Fowl statistics
I'm a little harsh on BBC News at times, usually when they are failing to live up to the standards I expect of one of the world's foremost news-reporting organisations.
This time, I applaud them for promulgating the FSA's seasonal warning about cooking your turkey properly. Call it the nanny state if you like, but I'd sooner see a brief reminder of how to make sure it is cooked through than have the NHS budget wasted on avoidable food poisoning cases.
And then they go and spoil it all by saying something stupid like, “On average, people eat Christmas dinner with six to seven other people,” and, “About 58% of us buy fresh turkey, 26% buy a frozen one.” (Both from the side box.) If we are all going around eating Christmas dinner in groups of seven or eight (on average), I'd expect that only 12—14% of us would buy a turkey at all. I guess that the anonymous author of this article meant that about 58% of us eat turkey that was bought fresh, and 26% turkey that was bought frozen, but it's the reporter's job to tell us that, not to make us guess.

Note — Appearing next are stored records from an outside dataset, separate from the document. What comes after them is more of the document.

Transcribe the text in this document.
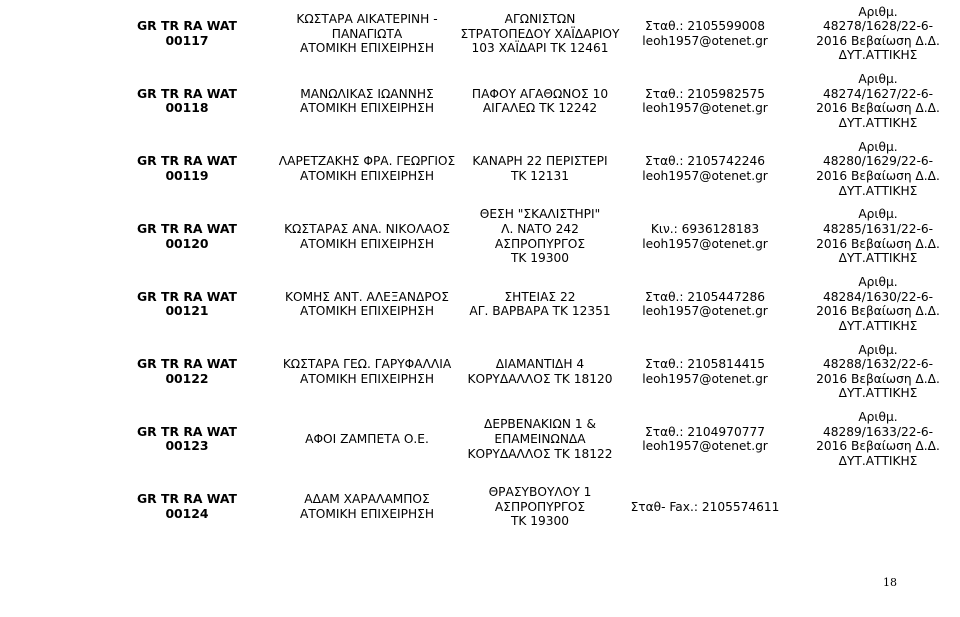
GR TR RA WAT
00117
ΚΩΣΤΑΡΑ ΑΙΚΑΤΕΡΙΝΗ -
ΠΑΝΑΓΙΩΤΑ
ΑΤΟΜΙΚΗ ΕΠΙΧΕΙΡΗΣΗ
ΑΓΩΝΙΣΤΩΝ
ΣΤΡΑΤΟΠΕΔΟΥ ΧΑΪΔΑΡΙΟΥ
103 ΧΑΪΔΑΡΙ ΤΚ 12461
Σταθ.: 2105599008
leoh1957@otenet.gr
Αριθμ.
48278/1628/22-6-
2016 Βεβαίωση Δ.Δ.
ΔΥΤ.ΑΤΤΙΚΗΣ
GR TR RA WAT
00118
ΜΑΝΩΛΙΚΑΣ ΙΩΑΝΝΗΣ
ΑΤΟΜΙΚΗ ΕΠΙΧΕΙΡΗΣΗ
ΠΑΦΟΥ ΑΓΑΘΩΝΟΣ 10
ΑΙΓΑΛΕΩ ΤΚ 12242
Σταθ.: 2105982575
leoh1957@otenet.gr
Αριθμ.
48274/1627/22-6-
2016 Βεβαίωση Δ.Δ.
ΔΥΤ.ΑΤΤΙΚΗΣ
GR TR RA WAT
00119
ΛΑΡΕΤΖΑΚΗΣ ΦΡΑ. ΓΕΩΡΓΙΟΣ
ΑΤΟΜΙΚΗ ΕΠΙΧΕΙΡΗΣΗ
ΚΑΝΑΡΗ 22 ΠΕΡΙΣΤΕΡΙ
ΤΚ 12131
Σταθ.: 2105742246
leoh1957@otenet.gr
Αριθμ.
48280/1629/22-6-
2016 Βεβαίωση Δ.Δ.
ΔΥΤ.ΑΤΤΙΚΗΣ
GR TR RA WAT
00120
ΚΩΣΤΑΡΑΣ ΑΝΑ. ΝΙΚΟΛΑΟΣ
ΑΤΟΜΙΚΗ ΕΠΙΧΕΙΡΗΣΗ
ΘΕΣΗ "ΣΚΑΛΙΣΤΗΡΙ"
Λ. ΝΑΤΟ 242
ΑΣΠΡΟΠΥΡΓΟΣ
ΤΚ 19300
Κιν.: 6936128183
leoh1957@otenet.gr
Αριθμ.
48285/1631/22-6-
2016 Βεβαίωση Δ.Δ.
ΔΥΤ.ΑΤΤΙΚΗΣ
GR TR RA WAT
00121
ΚΟΜΗΣ ΑΝΤ. ΑΛΕΞΑΝΔΡΟΣ
ΑΤΟΜΙΚΗ ΕΠΙΧΕΙΡΗΣΗ
ΣΗΤΕΙΑΣ 22
ΑΓ. ΒΑΡΒΑΡΑ ΤΚ 12351
Σταθ.: 2105447286
leoh1957@otenet.gr
Αριθμ.
48284/1630/22-6-
2016 Βεβαίωση Δ.Δ.
ΔΥΤ.ΑΤΤΙΚΗΣ
GR TR RA WAT
00122
ΚΩΣΤΑΡΑ ΓΕΩ. ΓΑΡΥΦΑΛΛΙΑ
ΑΤΟΜΙΚΗ ΕΠΙΧΕΙΡΗΣΗ
ΔΙΑΜΑΝΤΙΔΗ 4
ΚΟΡΥΔΑΛΛΟΣ ΤΚ 18120
Σταθ.: 2105814415
leoh1957@otenet.gr
Αριθμ.
48288/1632/22-6-
2016 Βεβαίωση Δ.Δ.
ΔΥΤ.ΑΤΤΙΚΗΣ
GR TR RA WAT
00123	ΑΦΟΙ ΖΑΜΠΕΤΑ Ο.Ε.
ΔΕΡΒΕΝΑΚΙΩΝ 1 &
ΕΠΑΜΕΙΝΩΝΔΑ
ΚΟΡΥΔΑΛΛΟΣ ΤΚ 18122
Σταθ.: 2104970777
leoh1957@otenet.gr
Αριθμ.
48289/1633/22-6-
2016 Βεβαίωση Δ.Δ.
ΔΥΤ.ΑΤΤΙΚΗΣ
GR TR RA WAT
00124
ΑΔΑΜ ΧΑΡΑΛΑΜΠΟΣ
ΑΤΟΜΙΚΗ ΕΠΙΧΕΙΡΗΣΗ
ΘΡΑΣΥΒΟΥΛΟΥ 1
ΑΣΠΡΟΠΥΡΓΟΣ
ΤΚ 19300
Σταθ- Fax.: 2105574611
18
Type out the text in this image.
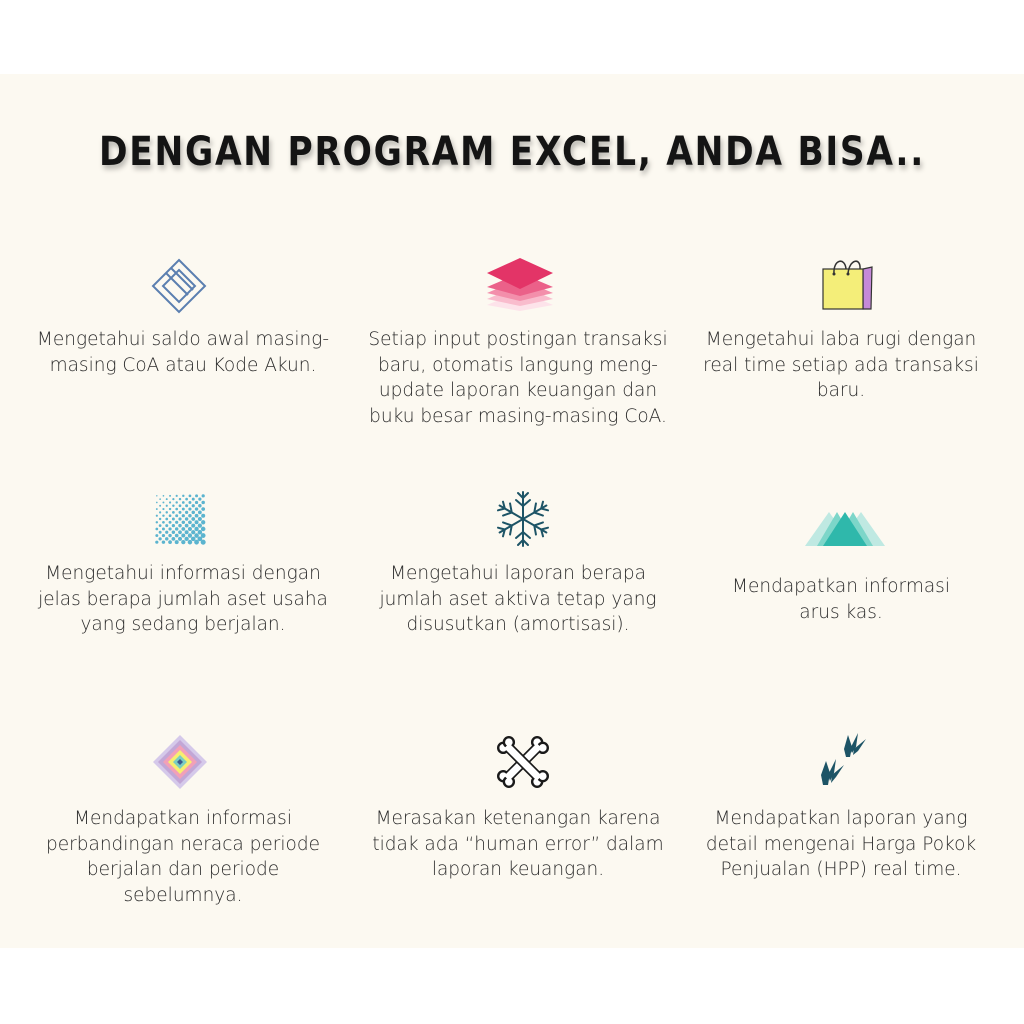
DENGAN PROGRAM EXCEL, ANDA BISA..

Mengetahui saldo awal masing-
masing CoA atau Kode Akun.

Setiap input postingan transaksi
baru, otomatis langung meng-
update laporan keuangan dan
buku besar masing-masing CoA.

Mengetahui laba rugi dengan
real time setiap ada transaksi
baru.

Mengetahui informasi dengan
jelas berapa jumlah aset usaha
yang sedang berjalan.

Mengetahui laporan berapa
jumlah aset aktiva tetap yang
disusutkan (amortisasi).

Mendapatkan informasi
arus kas.

Mendapatkan informasi
perbandingan neraca periode
berjalan dan periode
sebelumnya.

Merasakan ketenangan karena
tidak ada “human error” dalam
laporan keuangan.

Mendapatkan laporan yang
detail mengenai Harga Pokok
Penjualan (HPP) real time.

I'd really like to know what the other 16% eat. Unfortunately, these figures don't come from the FSA's press release the article was retyped from, no source is given, and my Google-fu is weak, so I can't find out. (No, I'm not ignoring the possibility the numbers were made up on the spot.) If the BBC News website were editable, it would have more “Citation needed” tags than the whole of Wikipedia.
In case you're concerned that I might become one of the alleged 16% who eat turkey ready meals, Bernard Matthews's turkey slices, baked beans, or whatever else they eat for the rest of the year, I'm happy to report that Thursday week the train will be speeding me to Liverpool, land of my birth, to visit my family. As we have for some years, we will be eating Christmas dinner at my aunt's, in a larger-than-average group. I'll be sure to remind her not to run the turkey under the tap.
It's so hard to see the Sun with the truth in your eyes.